A monastic order leads the group of investors that submitted the proposals. The Sisters of St. Joseph of Peace is a Catholic order whose field of action lies not so much with eggs or education but with organizing activist shareholders. They seem to focus mainly on human rights and discrimination caused by technology.

“As shareholders, tech workers or activists for justice, we need to remind these companies of their responsibilities,” Sister Susan Francois said in a campaign video. ‘Innovation should not increase discrimination and division, but should support human dignity and a fair society.’

The sisters’ current field of action is, therefore, currently with Microsoft. That’s striking because Microsoft is, at least publicly, one of the tech companies that are calling for more regulation and more ethical use of AI and facial recognition software. In addition, the company has previously been criticized for selling facial recognition technology, which may not work as well on dark-skinned people and harm them in that way, to law enforcement.

Microsoft promised that it would no longer do that.
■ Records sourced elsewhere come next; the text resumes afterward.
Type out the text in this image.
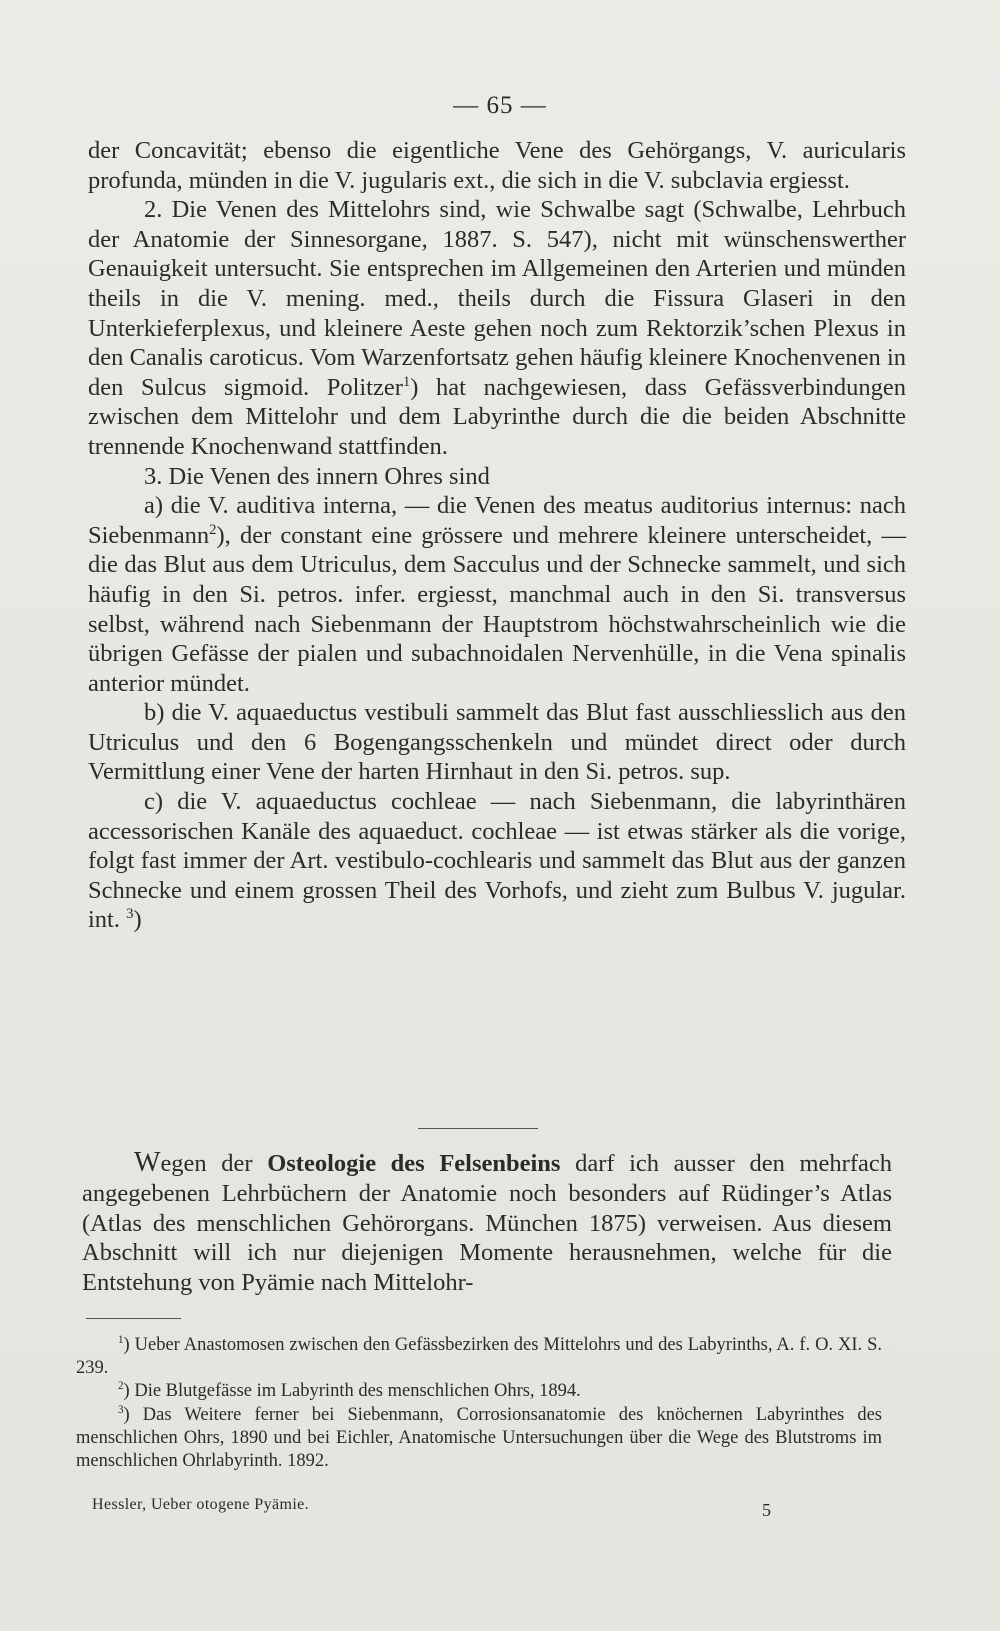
— 65 —

der Concavität; ebenso die eigentliche Vene des Gehörgangs, V. auricularis profunda, münden in die V. jugularis ext., die sich in die V. subclavia ergiesst.

2. Die Venen des Mittelohrs sind, wie Schwalbe sagt (Schwalbe, Lehrbuch der Anatomie der Sinnesorgane, 1887. S. 547), nicht mit wünschenswerther Genauigkeit untersucht. Sie entsprechen im Allgemeinen den Arterien und münden theils in die V. mening. med., theils durch die Fissura Glaseri in den Unterkieferplexus, und kleinere Aeste gehen noch zum Rektorzik’schen Plexus in den Canalis caroticus. Vom Warzenfortsatz gehen häufig kleinere Knochenvenen in den Sulcus sigmoid. Politzer$^1$) hat nachgewiesen, dass Gefässverbindungen zwischen dem Mittelohr und dem Labyrinthe durch die die beiden Abschnitte trennende Knochenwand stattfinden.

3. Die Venen des innern Ohres sind

a) die V. auditiva interna, — die Venen des meatus auditorius internus: nach Siebenmann$^2$), der constant eine grössere und mehrere kleinere unterscheidet, — die das Blut aus dem Utriculus, dem Sacculus und der Schnecke sammelt, und sich häufig in den Si. petros. infer. ergiesst, manchmal auch in den Si. transversus selbst, während nach Siebenmann der Hauptstrom höchstwahrscheinlich wie die übrigen Gefässe der pialen und subachnoidalen Nervenhülle, in die Vena spinalis anterior mündet.

b) die V. aquaeductus vestibuli sammelt das Blut fast ausschliesslich aus den Utriculus und den 6 Bogengangsschenkeln und mündet direct oder durch Vermittlung einer Vene der harten Hirnhaut in den Si. petros. sup.

c) die V. aquaeductus cochleae — nach Siebenmann, die labyrinthären accessorischen Kanäle des aquaeduct. cochleae — ist etwas stärker als die vorige, folgt fast immer der Art. vestibulo-cochlearis und sammelt das Blut aus der ganzen Schnecke und einem grossen Theil des Vorhofs, und zieht zum Bulbus V. jugular. int. $^3$)

Wegen der Osteologie des Felsenbeins darf ich ausser den mehrfach angegebenen Lehrbüchern der Anatomie noch besonders auf Rüdinger’s Atlas (Atlas des menschlichen Gehörorgans. München 1875) verweisen. Aus diesem Abschnitt will ich nur diejenigen Momente herausnehmen, welche für die Entstehung von Pyämie nach Mittelohr-

$^1$) Ueber Anastomosen zwischen den Gefässbezirken des Mittelohrs und des Labyrinths, A. f. O. XI. S. 239.

$^2$) Die Blutgefässe im Labyrinth des menschlichen Ohrs, 1894.

$^3$) Das Weitere ferner bei Siebenmann, Corrosionsanatomie des knöchernen Labyrinthes des menschlichen Ohrs, 1890 und bei Eichler, Anatomische Untersuchungen über die Wege des Blutstroms im menschlichen Ohrlabyrinth. 1892.

Hessler, Ueber otogene Pyämie.	5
However, the sisters point out that the company still cooperates with the US Immigration Service and other governments, including authoritarian regimes.

And despite public demand for facial recognition regulation, Microsoft would try to influence that legislation to its advantage, according to the group of shareholders. “No matter what it says publicly,” Sister Susan says, “Microsoft spends $9.5 million a year fighting a law that would ban discriminatory facial recognition. The company is lobbying US states to pass laws that would increase the use of dangerous surveillance technology by police.”